I met him in the train. Strangers meet in trains, & might or might not, at the end of the journey together, exchange phone nos. We didn’t.
He has a textile business.
He also, every summer, shifts base to an obscure little town near Vishakhapattanam, for a seasonal business of mangoes, which his father left him. The mango orchards are in the villages near the East coast.
So, every April, he has this change of location, climate, work schedule & lifestyle. In Delhi, he commutes 40 kms to work. Here, he has an office-cum-residence… Then, one year, he noticed that the neighbourhood of his office-cum-residence had become quite glam; the local “upcoming” leader had moved next doors. So, he kept on on his business, as usual, & smiled, & greeted, & sent complementary gift boxes of the yield to the “local upcoming leader”( while the latter also supposedly made great leaps of progress in his own profession.
Another few years went by & the free cartons of fruits were not good enough anymore. The (now already up) leader, & his upcoming protégés & his near relatives, should be partners in these businesses!
Which are run on their land! employing their people! After all, outsiders will always need local support! & businessmen will always need political backing!
Brings me to think, who is it, that benefits from the produce (not to say labour) of another? Definitionally, it should be the Govt. And, also definitionally, this collection should be known as the taxes. Defined by the law of the country?

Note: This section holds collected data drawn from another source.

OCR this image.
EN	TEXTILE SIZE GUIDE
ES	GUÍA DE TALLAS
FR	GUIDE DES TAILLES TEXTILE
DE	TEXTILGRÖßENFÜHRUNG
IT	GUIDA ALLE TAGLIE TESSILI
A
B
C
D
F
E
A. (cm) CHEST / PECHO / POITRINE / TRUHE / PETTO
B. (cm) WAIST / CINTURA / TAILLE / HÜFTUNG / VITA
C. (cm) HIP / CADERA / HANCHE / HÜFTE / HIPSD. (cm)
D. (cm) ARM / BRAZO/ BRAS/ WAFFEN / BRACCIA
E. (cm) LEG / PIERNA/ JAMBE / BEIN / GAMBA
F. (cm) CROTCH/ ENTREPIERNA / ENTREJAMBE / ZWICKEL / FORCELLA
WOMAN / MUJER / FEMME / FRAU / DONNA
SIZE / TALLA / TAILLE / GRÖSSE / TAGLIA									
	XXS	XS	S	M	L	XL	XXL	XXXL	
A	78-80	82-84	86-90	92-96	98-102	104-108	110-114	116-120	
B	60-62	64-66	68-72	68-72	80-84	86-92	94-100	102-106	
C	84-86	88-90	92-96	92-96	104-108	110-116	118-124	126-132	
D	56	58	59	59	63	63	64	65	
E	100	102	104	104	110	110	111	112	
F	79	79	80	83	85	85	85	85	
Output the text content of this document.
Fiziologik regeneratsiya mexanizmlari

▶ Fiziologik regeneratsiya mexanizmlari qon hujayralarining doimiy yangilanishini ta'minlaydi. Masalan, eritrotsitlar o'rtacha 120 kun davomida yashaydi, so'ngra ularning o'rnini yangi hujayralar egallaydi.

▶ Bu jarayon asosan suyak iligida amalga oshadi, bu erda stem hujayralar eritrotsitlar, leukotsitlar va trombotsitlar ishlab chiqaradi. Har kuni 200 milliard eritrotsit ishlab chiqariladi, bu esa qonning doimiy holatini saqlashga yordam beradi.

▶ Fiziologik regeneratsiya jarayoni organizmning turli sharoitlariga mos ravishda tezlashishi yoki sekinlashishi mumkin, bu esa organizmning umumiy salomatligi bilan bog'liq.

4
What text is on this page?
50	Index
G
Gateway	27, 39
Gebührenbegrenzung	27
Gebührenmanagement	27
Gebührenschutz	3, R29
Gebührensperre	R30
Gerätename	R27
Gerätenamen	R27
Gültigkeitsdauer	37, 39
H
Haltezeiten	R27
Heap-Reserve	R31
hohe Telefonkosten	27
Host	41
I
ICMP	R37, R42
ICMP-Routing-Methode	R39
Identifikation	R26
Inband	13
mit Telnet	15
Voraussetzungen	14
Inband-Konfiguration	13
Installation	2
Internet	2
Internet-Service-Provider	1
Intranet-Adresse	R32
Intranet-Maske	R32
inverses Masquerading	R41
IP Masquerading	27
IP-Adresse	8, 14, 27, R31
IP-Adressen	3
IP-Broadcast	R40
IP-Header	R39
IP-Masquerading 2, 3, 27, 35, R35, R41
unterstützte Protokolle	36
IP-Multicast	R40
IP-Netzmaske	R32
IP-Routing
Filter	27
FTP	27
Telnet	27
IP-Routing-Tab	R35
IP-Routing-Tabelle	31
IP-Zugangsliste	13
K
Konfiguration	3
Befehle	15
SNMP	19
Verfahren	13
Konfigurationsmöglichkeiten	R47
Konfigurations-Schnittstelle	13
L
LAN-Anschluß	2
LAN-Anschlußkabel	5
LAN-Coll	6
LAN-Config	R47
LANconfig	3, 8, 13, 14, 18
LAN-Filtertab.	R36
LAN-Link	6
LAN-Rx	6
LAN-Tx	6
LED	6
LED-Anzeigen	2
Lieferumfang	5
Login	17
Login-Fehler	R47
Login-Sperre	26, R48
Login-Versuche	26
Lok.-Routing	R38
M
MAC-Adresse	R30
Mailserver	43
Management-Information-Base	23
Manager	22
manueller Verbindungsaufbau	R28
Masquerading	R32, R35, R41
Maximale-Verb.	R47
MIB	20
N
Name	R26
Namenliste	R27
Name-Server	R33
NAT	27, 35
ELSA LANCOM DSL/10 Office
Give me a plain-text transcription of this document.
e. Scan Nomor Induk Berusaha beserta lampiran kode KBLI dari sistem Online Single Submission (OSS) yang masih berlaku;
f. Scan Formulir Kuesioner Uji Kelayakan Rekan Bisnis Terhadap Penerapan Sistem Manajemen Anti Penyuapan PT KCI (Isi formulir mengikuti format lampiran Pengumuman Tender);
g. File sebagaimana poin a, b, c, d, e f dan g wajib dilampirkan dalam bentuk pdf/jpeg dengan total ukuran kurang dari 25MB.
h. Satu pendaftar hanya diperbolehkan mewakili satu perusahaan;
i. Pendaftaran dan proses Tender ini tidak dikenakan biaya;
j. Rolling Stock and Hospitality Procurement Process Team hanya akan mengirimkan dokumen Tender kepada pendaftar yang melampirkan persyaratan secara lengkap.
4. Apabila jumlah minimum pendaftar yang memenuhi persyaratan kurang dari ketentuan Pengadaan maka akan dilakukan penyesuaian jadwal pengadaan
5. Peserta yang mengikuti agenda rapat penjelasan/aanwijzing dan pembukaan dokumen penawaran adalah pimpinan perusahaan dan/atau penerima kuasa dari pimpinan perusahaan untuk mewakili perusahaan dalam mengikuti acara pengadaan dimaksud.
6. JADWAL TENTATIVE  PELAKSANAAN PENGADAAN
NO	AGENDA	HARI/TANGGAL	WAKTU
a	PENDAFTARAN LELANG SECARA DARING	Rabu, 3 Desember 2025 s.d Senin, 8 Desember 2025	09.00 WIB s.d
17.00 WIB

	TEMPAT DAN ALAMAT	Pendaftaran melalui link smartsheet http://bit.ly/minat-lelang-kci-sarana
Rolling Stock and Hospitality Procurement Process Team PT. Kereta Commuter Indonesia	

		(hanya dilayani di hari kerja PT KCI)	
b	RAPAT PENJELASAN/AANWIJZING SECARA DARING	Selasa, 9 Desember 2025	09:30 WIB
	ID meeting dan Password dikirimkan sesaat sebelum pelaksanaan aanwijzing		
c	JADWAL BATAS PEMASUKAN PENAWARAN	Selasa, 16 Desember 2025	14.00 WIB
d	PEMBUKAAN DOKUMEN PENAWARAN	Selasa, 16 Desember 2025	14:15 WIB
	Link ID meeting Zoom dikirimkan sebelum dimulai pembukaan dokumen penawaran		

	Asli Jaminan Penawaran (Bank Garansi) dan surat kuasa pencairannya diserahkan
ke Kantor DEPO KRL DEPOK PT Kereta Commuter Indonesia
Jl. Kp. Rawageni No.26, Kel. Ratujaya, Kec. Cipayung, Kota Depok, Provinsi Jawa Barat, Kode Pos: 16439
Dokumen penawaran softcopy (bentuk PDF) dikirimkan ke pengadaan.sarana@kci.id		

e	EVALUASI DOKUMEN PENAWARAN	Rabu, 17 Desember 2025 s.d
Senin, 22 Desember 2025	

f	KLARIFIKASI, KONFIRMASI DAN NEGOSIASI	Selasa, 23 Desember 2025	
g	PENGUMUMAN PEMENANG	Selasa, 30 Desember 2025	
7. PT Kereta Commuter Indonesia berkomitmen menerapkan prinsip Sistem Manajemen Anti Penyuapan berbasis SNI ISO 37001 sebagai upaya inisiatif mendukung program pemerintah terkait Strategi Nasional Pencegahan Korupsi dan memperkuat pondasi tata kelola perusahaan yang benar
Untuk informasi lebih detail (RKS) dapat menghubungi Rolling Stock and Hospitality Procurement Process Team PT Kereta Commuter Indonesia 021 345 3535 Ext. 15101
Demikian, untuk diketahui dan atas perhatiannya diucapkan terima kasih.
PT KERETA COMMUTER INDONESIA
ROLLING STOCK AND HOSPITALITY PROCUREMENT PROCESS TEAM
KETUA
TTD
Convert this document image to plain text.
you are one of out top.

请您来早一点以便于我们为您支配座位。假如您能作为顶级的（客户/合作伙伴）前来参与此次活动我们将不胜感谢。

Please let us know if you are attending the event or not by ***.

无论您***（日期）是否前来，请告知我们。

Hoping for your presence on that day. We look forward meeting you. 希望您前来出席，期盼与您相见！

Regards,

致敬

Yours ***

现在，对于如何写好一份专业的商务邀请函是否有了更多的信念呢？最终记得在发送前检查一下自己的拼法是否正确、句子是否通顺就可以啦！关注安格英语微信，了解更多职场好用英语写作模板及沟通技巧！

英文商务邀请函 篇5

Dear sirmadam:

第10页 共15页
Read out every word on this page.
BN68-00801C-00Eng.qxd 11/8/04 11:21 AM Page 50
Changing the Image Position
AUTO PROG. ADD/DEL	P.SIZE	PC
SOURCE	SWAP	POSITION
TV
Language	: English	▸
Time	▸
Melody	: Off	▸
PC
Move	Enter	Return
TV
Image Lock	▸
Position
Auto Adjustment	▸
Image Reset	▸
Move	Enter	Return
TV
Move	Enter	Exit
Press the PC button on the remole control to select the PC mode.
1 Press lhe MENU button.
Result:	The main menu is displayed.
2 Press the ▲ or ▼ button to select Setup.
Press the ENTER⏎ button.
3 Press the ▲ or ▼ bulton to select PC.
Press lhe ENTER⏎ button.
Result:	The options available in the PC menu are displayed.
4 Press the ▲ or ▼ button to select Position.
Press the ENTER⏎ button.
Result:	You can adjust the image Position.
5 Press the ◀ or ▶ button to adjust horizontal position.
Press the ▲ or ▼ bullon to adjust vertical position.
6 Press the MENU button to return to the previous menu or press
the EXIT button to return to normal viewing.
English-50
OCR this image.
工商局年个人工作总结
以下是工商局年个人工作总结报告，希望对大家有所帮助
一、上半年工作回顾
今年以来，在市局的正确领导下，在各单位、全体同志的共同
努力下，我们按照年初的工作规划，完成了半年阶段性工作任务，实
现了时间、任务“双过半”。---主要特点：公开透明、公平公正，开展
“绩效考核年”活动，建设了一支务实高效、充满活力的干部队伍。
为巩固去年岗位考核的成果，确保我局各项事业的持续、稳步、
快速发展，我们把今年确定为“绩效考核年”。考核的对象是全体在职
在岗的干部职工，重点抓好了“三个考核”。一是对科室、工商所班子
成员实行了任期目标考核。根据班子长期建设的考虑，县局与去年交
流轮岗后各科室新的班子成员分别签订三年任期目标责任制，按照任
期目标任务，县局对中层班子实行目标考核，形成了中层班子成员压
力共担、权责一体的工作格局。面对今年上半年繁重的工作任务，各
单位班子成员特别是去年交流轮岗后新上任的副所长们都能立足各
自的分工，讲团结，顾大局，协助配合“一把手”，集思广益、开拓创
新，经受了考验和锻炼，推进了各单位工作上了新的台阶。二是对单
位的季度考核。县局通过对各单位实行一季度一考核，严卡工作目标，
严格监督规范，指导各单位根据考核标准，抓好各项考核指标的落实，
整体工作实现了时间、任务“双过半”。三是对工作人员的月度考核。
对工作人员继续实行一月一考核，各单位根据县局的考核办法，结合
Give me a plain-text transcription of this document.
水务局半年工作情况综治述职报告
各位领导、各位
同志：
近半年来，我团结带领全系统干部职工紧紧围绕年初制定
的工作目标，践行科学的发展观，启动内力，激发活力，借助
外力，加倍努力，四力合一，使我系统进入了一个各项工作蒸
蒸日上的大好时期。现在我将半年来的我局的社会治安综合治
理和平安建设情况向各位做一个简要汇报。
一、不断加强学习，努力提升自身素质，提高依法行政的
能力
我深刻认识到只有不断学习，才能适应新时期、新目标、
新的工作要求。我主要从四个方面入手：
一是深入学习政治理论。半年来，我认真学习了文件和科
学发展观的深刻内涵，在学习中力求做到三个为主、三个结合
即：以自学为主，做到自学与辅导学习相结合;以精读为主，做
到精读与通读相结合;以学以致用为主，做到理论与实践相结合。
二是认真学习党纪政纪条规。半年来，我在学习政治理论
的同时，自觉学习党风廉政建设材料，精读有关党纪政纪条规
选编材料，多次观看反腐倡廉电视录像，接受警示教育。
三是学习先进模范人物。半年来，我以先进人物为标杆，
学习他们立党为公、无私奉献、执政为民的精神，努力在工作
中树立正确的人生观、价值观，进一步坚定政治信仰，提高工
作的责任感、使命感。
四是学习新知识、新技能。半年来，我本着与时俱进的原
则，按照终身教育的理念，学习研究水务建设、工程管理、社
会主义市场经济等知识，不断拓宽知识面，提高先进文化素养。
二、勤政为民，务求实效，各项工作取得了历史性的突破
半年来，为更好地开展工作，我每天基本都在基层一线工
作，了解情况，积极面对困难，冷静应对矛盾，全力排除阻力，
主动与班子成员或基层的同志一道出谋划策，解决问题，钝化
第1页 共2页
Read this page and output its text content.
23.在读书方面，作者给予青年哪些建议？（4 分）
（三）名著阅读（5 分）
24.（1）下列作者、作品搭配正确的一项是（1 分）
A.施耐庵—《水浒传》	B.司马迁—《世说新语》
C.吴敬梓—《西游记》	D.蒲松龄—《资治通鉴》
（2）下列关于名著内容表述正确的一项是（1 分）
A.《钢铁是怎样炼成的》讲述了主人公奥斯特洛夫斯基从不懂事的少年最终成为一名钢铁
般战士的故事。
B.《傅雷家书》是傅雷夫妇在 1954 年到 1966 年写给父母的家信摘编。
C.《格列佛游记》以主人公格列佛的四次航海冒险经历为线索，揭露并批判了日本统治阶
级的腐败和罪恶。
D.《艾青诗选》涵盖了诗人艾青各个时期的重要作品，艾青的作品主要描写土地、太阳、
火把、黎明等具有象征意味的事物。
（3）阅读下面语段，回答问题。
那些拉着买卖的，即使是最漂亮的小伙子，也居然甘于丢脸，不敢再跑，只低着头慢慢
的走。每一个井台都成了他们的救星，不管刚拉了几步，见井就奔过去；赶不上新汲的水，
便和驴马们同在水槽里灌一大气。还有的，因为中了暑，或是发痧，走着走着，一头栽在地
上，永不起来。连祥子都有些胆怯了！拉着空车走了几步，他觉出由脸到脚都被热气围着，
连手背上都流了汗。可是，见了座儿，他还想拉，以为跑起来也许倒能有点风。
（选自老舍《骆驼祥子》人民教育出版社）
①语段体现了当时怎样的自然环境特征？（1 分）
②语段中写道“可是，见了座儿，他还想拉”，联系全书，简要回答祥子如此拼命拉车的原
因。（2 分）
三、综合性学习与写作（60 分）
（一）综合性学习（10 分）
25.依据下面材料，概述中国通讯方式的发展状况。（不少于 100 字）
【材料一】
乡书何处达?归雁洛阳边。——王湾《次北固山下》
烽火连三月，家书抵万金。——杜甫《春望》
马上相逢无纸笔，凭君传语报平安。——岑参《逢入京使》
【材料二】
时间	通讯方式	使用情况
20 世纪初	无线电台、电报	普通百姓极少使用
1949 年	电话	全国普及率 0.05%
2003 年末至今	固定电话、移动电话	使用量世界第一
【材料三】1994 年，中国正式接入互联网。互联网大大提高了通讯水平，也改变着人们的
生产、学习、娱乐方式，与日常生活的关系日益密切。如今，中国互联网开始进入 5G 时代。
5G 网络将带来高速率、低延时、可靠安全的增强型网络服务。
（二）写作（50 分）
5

Then why is it, that everywhere in this country, individuals & gangs extract money? & of course they run a parallel Govt., if they will do absolutely nothing to appease those that they exploit, then someone will rise in revenge. So they do perform some philanthropic activities. Mainly of religious nature. Or should I say communal?
The Mango Businessman II
My copassenger told us that they conceded to these demands. Not exactly making them partners, but making huge donations. To the religious functions arranged by the leader, to the party funds. In return, what unlawful gains he received out of the latter, he did not tell me. “ I requested him to get me a CNG station in Delhi, he can keep all the proceeds from it, just my ownership on paper. He never once said no. “I’ll see to it” he hasn’t yet seen to it." He further told us that a few months ago, the demands fortified and escalated to threats. How do we elect despots? Democratically pick & send “representatives" that will forge & indulge their own little fiefdoms, squabble among themselves & bleed us so that we are antagonistic of the taxes that we owe the country? So, he and some other businessmen dealing mango produced in the same region were summoned by the leader, now the MLA of that same obscure town, & part of the ruling party, at his residence in Delhi, at urgent notice. They were collectively addressed and elucidated about they all had been formerly separately told. Perhaps this was the leader's one wrong move. Because, according to my copassenger, very soon afterwards, these very businessmen consolidated, stood their ground, & decided to show the leader, that politics needs to be backed by business. Whether my copassenger was a good employer, a fair customer of the locals, a law-abiding businessman, I am in no position to judge. Neither do I swear by the truth of the incidents that he narrated. For the purpose of this particular muse, I assume him to be a “normal” Indian citizen with a balance of conscience & ambition. To be fair to the other party, I have no information as to whether the leader developed a clean or a corrupt image, as to what were his means of success & progress. I guess that these men were only one step away from forming their own political outfit. Would it have done any good to anyone? I wonder.